According to this morning's Times, one of the prices to be paid for securing the Coalition is the head of Andrew Lansley.
To be honest, that's a bit too easy for my taste. Don't get me wrong, I hold no candle for the MP for South Cambridgeshire, but he isn't the problem. The problem is the policy, in that it isn't wildly popular. That doesn't make it bad policy, ironically, because popular isn't always good - dangerous dogs, anyone? - but it does mean that revisiting the drawing board might be a very good idea indeed.
Firstly, strip out the entirely artificial deadlines. All they do is create an undue sense of urgency and make transition management a nightmare, a car crash waiting to happen. That's not only bad politics, but bad administration. Good policy is straightforward to administrate, so that you can make it happen.
Second, decide upon your criteria for a well-run NHS. Cost-efficiency, improved care standards and democratic accountability are not mutually exclusive, and a proper debate on the future of health provision might just make for better decision making. And that means not simply demanding the full ice cream sundae with whipped cream, a flake and a cherry on the top, it means a realistic assessment of what we need in the future and what we can afford.

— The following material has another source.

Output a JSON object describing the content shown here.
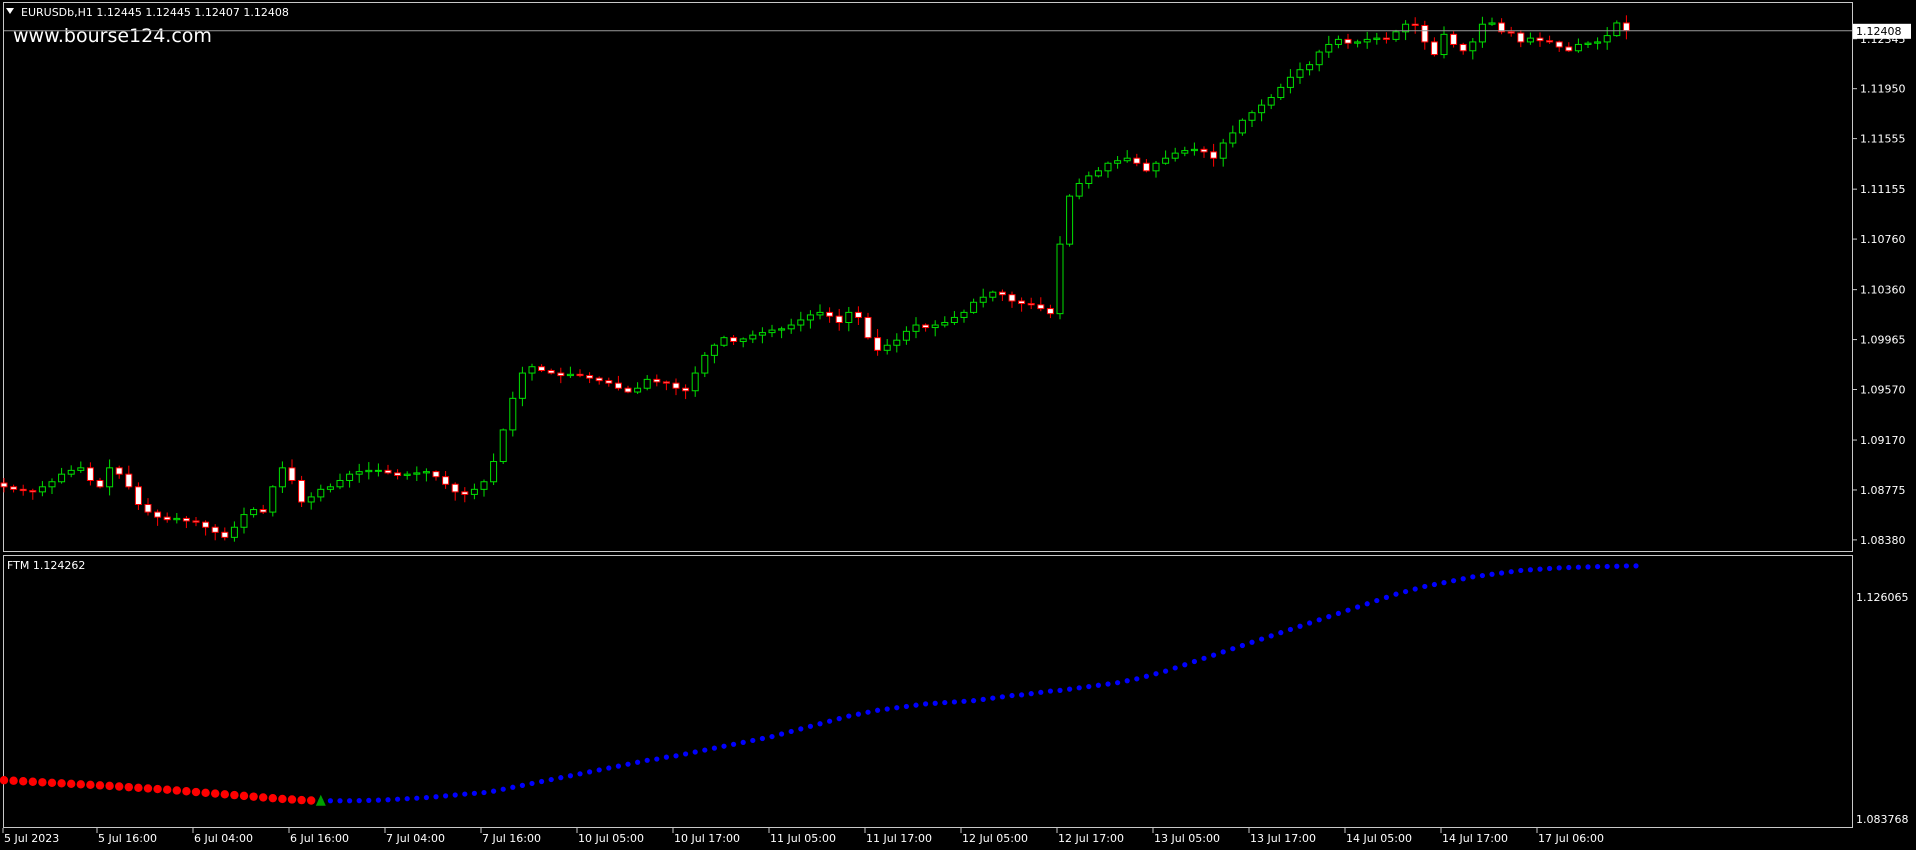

Thirdly, the notion of private sector cherry-picking is something that some Conservatives do not, or do not want to, get. And yes, there do appear to be some in the Labour and Liberal Democrats who suffer from the same myopia. That isn't to say that there isn't a place in health provision for the private sector, but it makes people nervous. So, for example, why not allow private companies to run an NHS Region leasing all of the buildings and equipment from the State? Any savings could be split on a shared basis between provider and government, and the assets revert to us when the contract ends. Indeed, you could even allow said provider to subcontract bits of work, so as to open up opportunities to small and medium sized enterprises.
Ultimately though, the problem is less about policy than about fear and trust. On the NHS, people don't trust the Conservatives, and the fact that the changes appear to be all about one of the three key criteria - cost - excites suspicion. And it isn't the job of the Liberal Democrats to reassure people that Andrew Lansley has the best interest of the NHS and patients at heart, it's our job to test, prod and probe the policy, and to do it publicly. If it survives proper scrutiny, then fine.
And if Andrew Lansley doesn't like it, he can quit, rather than be sacked. That way he gets to retain his honour and his integrity, and we take a small step towards the new politics that people keep talking about.